Seismologists, too, are still studying the Sept. 19 earthquake, trying to better understand what’s happening underneath Mexico City. Our new paper in Geophysical Research Letters brings critical findings to light.
Since the damaging quake, we have been analyzing data from the national network of seismological sensors, as well as high-quality GPS stations around the country. Together, these instruments measure shaking across Mexico. We wanted to know what caused this magnitude 7.1 earthquake and whether a future shock could strike even closer to this city of 20 million.
Here’s what we learned.
The Earth’s trembling surface
People in central Mexico are accustomed to the ground shaking. Since 1980, 40 perceptible earthquakes have hit this region. The Sept. 19 quake actually occurred on the 32nd anniversary of the magnitude 8.1 earthquake that killed at least 10,000 people in and around Mexico City in 1985.
That catastrophe marked an entire generation of Mexicans, including ourselves, back when we were just kids.
Now, as working seismologists, we have discovered that the 2017 earthquake, called Puebla-Morelos, was fundamentally unlike its 1985 predecessor. In fact, it was different than most big Mexican earthquakes, which typically happen along the country’s Pacific coast, where two tectonic plates collide.
The Puebla-Morelos quake occurred well inland – just 70 miles south of Mexico City, in Puebla state. Since the 1920s, only five other large earthquakes have originated in central Mexico.
D. Melgar, CC BY-SA
How earthquakes happen
Most major earthquakes worldwide happen along the unstable intersections in the Earth’s crust, where two tectonic plates – that is, the underground slabs that make up the planet’s rocky shell – collide, one plate sliding beneath the other.
These are called subduction zones, and continued plate movements in those areas are responsible for the world’s largest earthquakes – the kinds that occasionally rattle Alaska, Japan, Chile and Indonesia.
At most subduction zones, after one tectonic plate slides beneath a neighboring plate, it continues on a diagonal downward dive and sinks deep into the Earth’s mantle.
Not in Mexico. There, the initial contact between the two tectonic plates – which collide off the country’s southern Pacific coast – starts off normally enough, with the subducted plate sinking diagonally downwards.

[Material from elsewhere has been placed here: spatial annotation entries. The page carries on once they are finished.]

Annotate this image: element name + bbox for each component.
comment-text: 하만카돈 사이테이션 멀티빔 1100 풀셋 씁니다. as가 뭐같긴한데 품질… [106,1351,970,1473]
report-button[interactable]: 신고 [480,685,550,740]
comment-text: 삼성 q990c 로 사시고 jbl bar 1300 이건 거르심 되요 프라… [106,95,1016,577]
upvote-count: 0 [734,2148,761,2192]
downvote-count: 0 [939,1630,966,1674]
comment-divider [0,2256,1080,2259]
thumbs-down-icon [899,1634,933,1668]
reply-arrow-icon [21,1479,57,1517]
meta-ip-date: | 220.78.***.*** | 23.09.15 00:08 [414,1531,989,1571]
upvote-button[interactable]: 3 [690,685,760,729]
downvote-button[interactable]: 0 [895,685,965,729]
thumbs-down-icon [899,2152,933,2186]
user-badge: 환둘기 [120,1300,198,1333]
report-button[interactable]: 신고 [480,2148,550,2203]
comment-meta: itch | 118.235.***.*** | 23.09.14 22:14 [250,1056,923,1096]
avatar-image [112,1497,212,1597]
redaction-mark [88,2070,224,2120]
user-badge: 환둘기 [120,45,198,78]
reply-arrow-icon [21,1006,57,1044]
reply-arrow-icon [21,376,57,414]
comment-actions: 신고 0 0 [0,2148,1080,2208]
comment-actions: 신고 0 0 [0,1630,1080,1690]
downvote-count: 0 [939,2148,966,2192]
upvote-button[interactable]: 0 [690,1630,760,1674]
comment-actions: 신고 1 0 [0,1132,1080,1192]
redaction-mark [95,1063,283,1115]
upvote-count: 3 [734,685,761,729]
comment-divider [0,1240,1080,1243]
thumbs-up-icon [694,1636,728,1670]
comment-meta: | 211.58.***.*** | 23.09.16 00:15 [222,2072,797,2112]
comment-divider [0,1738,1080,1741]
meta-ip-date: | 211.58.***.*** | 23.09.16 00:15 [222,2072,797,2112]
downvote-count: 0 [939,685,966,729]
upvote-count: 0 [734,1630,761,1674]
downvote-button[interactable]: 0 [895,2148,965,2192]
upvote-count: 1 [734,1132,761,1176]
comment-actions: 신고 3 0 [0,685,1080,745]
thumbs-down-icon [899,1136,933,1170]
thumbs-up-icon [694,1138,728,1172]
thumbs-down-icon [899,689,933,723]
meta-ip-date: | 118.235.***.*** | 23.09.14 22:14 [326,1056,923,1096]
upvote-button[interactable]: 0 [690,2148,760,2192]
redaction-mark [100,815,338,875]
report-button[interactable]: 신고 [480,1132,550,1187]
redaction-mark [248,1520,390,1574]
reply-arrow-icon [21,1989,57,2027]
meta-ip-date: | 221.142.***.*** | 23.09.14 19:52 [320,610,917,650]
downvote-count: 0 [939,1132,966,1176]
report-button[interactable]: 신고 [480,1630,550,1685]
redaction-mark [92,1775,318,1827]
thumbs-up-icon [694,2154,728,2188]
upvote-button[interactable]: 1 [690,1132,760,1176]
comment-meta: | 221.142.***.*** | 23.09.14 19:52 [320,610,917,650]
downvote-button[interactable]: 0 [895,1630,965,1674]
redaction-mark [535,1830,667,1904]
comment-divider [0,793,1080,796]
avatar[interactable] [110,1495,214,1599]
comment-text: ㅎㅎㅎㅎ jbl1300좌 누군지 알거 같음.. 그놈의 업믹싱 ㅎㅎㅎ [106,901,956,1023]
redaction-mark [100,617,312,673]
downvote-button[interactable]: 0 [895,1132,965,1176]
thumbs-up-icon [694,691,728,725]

But then, just as it begins to jut underneath the Mexican mainland, the plate – which is made of dense, heavy rocks – reverses course. It bends upward, sliding itself horizontally beneath the plate Mexico sits on top of. This setup continues for about 125 miles or so.
Then, underneath Puebla state – just south of Mexico City – at a depth of about 30 miles below ground, the subducted plate abruptly changes direction once more. It dives almost vertically downward, plunging itself deep into the Earth’s mantle.
What is a ‘bending’ quake?
When the plate bends downward, some of the rocks in the plate break. Think of a sturdy piece of wood. Flexed lightly, it bends. But when the flexing becomes too strong, it will splinter violently.
This is what causes “bending” earthquakes like Mexico City’s. After the bent tectonic plate snaps, seismic waves emanate outwards from the breaking point, causing the Earth to tremble. The closer you are to the epicenter, the stronger the shaking.